Nawrocki is allied to the opposition Conservatives (PiS), which when last in government (2015-2023) filed a claim for $1.3 trillion (€1.08 trillion) worth of compensation from Germany. 

That claim has not been pursued by the present centre-left government led by Prime Minister Donald Tusk, but Nawrocki had previously insisted on speaking in support of it when visiting Germany in the autumn last year. 

Germany has rejected that, arguing the question of reparations was resolved legally in the 1950s when the then-Communist government of Poland, controlled by the USSR, agreed for the Soviets to receive reparations on the Poles’ behalf. 

During the Second World War German Nazis killed 6 million Polish citizens, 3 million of whom were Jews, of whom 1 million died in Auschwitz. 

“To this day, the German state has not paid reparations to Poland for the evils of the Second World War,” Nawrocki said during the Holocaust commemoration. 

“This is not how you build a world of peace. For every crime and every war, you simply have to pay and apologise. Only then will we be able to feel that we have fulfilled our duty.

“Poland is the custodian of the truth about German crimes and the custodian of the truth about the victims who died here, over 1 million of them,” Nawrocki said.

“Auschwitz remains a symbol of utter dehumanisation, complete barbarity; it was a death factory organised by the Germans.”

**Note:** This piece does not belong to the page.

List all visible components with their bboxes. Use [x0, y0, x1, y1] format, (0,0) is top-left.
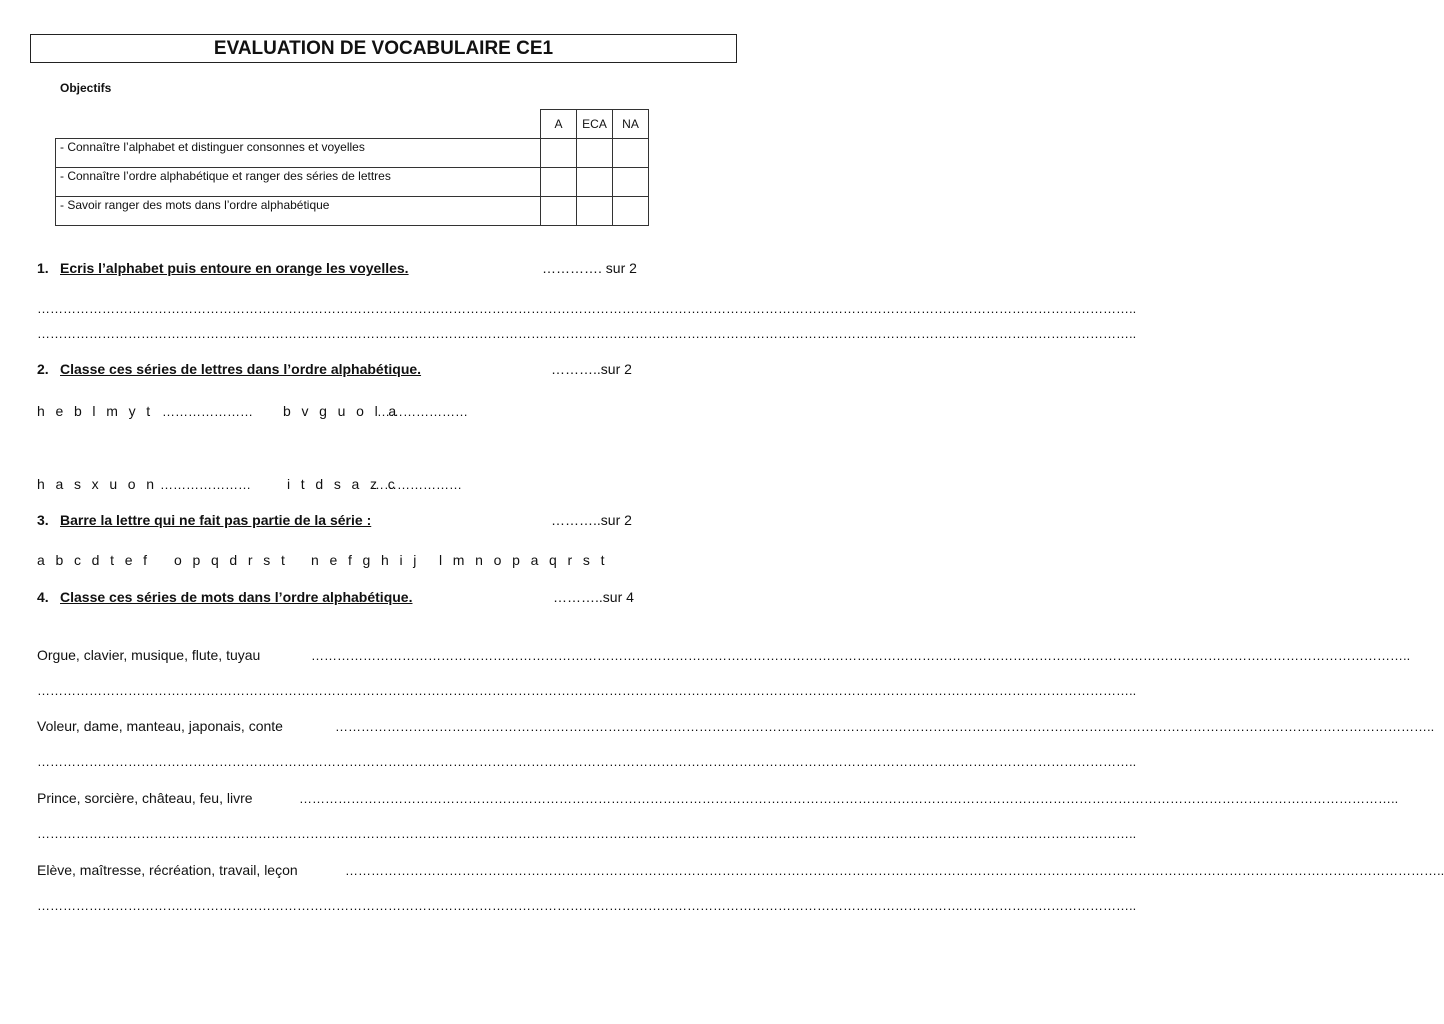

According to Nawrock, who is a historian and a former head of the National Institute of Remembrance, the body responsible for investigating Second World War and Communist crimes, the victims have been remembered but those responsible not held to account. 

After the war “we remembered the victims but we forgot the perpetrators with only 15 per cent of the perpetrators in German concentration camps actually being brought to justice”, he said.   

“It was the German nation that supported the ideology of Nazism and allowed Adolf Hitler to come to power. 

“It was the German people and the German state that brought about the crime we know as the Holocaust,” Nawrocki said.

The President made a point of recalling how Auschwitz had originally been a camp set up for Polish political prisoners and how Germany had killed thousands of Poles immediately after occupying the country in 1939. 

“It is our duty to remember the tragedy of the Holocaust, but also to remember what happened in 1939 and before 1942 and what happened after 1945, when Poland fell under brutal Soviet-backed communist rule,” concluded Nawrocki.